New Book on Body Integrity Dysphoria: Exploring the Ethics of On-Demand Amputation

About the Publication

The newly released book Body Integrity Dysphoria and the Ethical Dilemma of On-Demand Amputation: Redefining Wholeness, Identity, Autonomy, and the Moral Boundaries of the Human Body offers a pioneering perspective on one of the most complex moral questions in contemporary medical ethics.

The work delves into Body Integrity Dysphoria (BID)  – a rare and deeply controversial condition now recognized in the ICD-11 – and examines the dilemmas faced by both patients and the medical community. BID is characterized by a persistent desire to acquire a physical impairment, most often through amputation, forcing medicine to confront the limits of bodily autonomy and ethical care.

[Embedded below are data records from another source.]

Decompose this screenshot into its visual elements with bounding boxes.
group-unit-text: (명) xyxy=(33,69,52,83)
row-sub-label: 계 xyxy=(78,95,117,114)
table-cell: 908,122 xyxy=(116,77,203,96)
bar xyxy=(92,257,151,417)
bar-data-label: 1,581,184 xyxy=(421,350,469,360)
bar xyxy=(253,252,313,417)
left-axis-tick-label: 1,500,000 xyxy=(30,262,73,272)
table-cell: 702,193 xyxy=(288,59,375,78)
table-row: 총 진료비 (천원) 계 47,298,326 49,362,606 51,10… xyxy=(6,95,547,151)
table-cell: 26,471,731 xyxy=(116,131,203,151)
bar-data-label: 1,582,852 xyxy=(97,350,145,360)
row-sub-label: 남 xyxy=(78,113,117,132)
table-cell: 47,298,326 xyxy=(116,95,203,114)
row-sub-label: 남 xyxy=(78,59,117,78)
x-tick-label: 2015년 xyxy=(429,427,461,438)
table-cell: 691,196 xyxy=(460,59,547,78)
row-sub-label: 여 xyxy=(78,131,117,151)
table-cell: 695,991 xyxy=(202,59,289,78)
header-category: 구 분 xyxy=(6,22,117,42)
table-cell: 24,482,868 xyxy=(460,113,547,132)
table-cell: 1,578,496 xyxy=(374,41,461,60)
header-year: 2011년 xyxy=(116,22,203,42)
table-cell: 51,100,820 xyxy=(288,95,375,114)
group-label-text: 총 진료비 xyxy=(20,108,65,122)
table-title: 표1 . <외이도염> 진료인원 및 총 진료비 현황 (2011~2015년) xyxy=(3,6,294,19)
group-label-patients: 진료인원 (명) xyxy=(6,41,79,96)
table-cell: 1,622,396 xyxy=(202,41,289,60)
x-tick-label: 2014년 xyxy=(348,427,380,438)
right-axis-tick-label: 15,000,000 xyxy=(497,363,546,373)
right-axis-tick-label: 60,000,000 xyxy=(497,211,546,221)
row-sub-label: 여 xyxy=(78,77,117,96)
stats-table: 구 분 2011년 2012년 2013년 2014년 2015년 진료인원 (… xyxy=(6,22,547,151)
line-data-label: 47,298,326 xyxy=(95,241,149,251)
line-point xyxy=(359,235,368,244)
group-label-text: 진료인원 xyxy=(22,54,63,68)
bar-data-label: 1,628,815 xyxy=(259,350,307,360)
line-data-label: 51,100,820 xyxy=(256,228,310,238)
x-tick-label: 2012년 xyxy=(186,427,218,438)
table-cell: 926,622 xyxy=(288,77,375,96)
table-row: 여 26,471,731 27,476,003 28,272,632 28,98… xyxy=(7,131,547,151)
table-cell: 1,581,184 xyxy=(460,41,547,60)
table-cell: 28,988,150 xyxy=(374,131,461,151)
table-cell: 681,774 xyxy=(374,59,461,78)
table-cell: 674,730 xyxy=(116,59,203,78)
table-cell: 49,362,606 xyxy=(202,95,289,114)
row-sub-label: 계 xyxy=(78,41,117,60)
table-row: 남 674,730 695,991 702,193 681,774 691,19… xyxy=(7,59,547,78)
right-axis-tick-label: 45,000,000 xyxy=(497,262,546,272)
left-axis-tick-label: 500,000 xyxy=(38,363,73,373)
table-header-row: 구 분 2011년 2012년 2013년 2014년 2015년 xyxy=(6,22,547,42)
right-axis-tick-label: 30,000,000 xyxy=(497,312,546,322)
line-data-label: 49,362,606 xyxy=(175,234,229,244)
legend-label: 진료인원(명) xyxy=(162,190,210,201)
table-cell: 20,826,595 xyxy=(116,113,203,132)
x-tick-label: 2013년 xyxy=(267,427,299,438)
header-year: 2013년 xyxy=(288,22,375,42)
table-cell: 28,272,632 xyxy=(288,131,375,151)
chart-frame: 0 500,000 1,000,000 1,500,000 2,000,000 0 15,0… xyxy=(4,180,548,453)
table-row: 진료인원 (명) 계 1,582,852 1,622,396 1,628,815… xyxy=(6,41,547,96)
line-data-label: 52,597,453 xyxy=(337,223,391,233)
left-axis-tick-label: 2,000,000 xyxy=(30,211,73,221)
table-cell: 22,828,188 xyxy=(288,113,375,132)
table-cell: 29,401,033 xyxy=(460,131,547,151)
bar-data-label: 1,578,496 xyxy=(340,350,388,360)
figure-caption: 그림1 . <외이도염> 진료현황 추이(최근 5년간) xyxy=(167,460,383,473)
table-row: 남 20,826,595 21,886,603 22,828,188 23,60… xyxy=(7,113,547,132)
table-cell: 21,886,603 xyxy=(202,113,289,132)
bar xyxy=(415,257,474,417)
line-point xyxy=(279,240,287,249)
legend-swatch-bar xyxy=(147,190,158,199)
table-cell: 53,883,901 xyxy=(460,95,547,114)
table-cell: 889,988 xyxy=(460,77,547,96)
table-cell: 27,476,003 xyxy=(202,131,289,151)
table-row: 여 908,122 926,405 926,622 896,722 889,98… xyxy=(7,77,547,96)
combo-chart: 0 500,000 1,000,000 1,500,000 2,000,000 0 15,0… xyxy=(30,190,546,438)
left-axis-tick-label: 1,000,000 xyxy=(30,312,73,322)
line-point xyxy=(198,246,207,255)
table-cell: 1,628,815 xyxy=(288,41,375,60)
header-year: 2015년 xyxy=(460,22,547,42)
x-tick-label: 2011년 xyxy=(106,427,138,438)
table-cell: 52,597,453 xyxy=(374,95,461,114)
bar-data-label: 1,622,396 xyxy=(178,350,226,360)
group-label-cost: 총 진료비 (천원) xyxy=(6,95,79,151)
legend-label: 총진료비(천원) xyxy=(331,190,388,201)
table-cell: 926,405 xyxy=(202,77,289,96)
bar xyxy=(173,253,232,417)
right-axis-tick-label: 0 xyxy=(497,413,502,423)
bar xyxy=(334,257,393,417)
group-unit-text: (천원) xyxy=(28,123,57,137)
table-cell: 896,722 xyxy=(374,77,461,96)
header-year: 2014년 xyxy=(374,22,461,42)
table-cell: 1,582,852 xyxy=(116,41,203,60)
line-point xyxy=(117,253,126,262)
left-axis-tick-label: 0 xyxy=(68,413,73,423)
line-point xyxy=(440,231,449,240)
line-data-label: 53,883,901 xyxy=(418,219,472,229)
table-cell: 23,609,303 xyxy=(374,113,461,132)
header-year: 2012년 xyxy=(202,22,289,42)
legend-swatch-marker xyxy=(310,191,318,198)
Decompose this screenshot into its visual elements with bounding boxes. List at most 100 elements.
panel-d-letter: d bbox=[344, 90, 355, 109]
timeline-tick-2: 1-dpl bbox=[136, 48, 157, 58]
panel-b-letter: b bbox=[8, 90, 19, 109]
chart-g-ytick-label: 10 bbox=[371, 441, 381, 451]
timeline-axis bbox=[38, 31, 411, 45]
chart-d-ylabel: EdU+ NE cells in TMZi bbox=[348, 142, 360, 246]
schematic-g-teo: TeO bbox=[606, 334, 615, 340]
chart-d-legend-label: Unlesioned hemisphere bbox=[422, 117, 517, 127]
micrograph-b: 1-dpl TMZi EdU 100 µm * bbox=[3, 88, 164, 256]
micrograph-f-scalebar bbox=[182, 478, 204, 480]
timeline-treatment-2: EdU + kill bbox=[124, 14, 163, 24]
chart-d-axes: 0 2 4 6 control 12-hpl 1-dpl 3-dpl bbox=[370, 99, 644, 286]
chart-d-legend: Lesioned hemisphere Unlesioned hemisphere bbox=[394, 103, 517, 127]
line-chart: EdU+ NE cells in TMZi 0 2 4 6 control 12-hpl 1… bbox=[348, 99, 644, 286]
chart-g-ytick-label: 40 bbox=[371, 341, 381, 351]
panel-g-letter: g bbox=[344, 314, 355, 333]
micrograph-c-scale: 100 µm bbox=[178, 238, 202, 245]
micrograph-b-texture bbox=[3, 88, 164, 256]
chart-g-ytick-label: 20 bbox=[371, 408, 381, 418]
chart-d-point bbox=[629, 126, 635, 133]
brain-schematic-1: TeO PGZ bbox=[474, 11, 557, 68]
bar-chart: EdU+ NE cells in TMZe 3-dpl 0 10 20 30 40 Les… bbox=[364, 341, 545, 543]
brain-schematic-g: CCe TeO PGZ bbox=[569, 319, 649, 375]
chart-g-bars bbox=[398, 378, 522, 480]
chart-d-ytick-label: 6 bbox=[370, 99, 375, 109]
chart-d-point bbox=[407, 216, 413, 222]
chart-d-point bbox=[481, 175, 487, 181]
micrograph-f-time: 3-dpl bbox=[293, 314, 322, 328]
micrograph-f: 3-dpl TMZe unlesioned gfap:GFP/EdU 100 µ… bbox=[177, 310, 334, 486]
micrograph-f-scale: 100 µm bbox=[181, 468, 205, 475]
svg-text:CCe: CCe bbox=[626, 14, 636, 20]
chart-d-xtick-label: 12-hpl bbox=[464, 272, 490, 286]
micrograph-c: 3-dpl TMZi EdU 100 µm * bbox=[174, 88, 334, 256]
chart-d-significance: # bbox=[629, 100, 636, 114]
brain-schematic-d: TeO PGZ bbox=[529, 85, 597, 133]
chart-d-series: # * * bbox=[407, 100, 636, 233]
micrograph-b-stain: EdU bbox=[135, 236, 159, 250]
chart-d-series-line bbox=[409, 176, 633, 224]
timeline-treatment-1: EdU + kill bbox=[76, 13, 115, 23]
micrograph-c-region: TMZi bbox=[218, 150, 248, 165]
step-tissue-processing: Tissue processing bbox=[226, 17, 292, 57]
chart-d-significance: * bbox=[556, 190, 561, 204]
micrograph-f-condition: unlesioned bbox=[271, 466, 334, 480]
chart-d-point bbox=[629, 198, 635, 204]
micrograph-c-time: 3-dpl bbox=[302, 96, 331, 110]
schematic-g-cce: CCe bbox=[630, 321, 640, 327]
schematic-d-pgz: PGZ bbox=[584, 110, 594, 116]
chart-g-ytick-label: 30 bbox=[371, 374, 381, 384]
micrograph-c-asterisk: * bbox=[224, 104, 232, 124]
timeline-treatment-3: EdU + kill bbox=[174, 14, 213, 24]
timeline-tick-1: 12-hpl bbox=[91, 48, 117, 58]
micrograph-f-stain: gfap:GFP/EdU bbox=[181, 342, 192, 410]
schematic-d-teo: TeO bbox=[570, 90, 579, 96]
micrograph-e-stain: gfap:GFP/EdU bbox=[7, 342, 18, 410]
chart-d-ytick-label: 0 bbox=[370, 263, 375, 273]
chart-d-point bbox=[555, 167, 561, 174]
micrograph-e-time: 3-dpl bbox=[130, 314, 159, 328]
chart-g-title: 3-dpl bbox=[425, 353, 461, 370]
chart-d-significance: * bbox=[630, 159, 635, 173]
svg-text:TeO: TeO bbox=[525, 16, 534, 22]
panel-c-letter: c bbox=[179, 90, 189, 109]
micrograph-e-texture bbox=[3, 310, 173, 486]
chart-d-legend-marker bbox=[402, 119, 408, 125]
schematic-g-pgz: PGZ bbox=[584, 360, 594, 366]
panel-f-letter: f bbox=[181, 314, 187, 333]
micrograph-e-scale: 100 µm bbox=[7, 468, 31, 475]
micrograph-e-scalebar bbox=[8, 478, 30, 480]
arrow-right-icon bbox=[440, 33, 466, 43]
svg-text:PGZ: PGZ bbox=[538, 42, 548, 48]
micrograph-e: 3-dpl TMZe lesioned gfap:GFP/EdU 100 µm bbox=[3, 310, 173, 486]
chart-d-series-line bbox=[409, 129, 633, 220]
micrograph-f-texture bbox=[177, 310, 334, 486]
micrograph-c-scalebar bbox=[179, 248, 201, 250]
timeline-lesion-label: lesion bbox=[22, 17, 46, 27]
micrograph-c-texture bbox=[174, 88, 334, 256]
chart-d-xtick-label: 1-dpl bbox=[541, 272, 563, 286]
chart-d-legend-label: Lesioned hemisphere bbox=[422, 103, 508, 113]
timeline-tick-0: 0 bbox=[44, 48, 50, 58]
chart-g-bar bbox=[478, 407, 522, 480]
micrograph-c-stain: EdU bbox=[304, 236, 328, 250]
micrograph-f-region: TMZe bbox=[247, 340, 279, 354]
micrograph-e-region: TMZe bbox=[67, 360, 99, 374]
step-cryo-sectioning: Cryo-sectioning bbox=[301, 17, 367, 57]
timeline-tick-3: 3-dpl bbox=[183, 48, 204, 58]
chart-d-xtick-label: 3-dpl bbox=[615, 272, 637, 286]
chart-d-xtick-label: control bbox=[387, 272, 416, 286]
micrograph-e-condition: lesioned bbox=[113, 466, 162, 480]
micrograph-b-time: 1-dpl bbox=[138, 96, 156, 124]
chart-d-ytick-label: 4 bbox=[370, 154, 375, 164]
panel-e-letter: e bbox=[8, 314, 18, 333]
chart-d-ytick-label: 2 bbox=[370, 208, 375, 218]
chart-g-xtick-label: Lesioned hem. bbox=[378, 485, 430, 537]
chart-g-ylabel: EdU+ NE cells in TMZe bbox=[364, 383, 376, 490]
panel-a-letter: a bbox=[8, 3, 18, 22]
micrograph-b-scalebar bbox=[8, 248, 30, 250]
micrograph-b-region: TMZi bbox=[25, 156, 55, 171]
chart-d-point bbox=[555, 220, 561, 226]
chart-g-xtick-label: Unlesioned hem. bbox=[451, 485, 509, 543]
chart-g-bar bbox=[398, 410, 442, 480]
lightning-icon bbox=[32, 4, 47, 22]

A Multidisciplinary Approach

Through a combination of anthropological fieldwork, medical insight, and ethical reflection, this volume challenges traditional notions of wholeness, health, and functionality. It explores fundamental questions around:

  • The relationship between autonomy and embodiment

  • The moral responsibility of medicine

  • The boundaries between normalcy and pathology

By drawing from medicine, psychology, sociology, and philosophy, the book situates BID within a broader cultural and ethical context, urging readers to reconsider what it means to be whole, well, and self-determined.

Why This Book Matters

This publication pushes beyond conventional frameworks of medical decision-making, asking to what extent an individual – considered mentally and physically sound – can dispose of their own body within modern clinical paradigms.

It raises profound questions about freedom, ethics, and responsibility, and about how society negotiates the tension between compassion, medical integrity, and the right to self-definition.

For clinicians, ethicists, and researchers, it represents a critical reference point in the evolving dialogue between identity, medicine, and moral philosophy.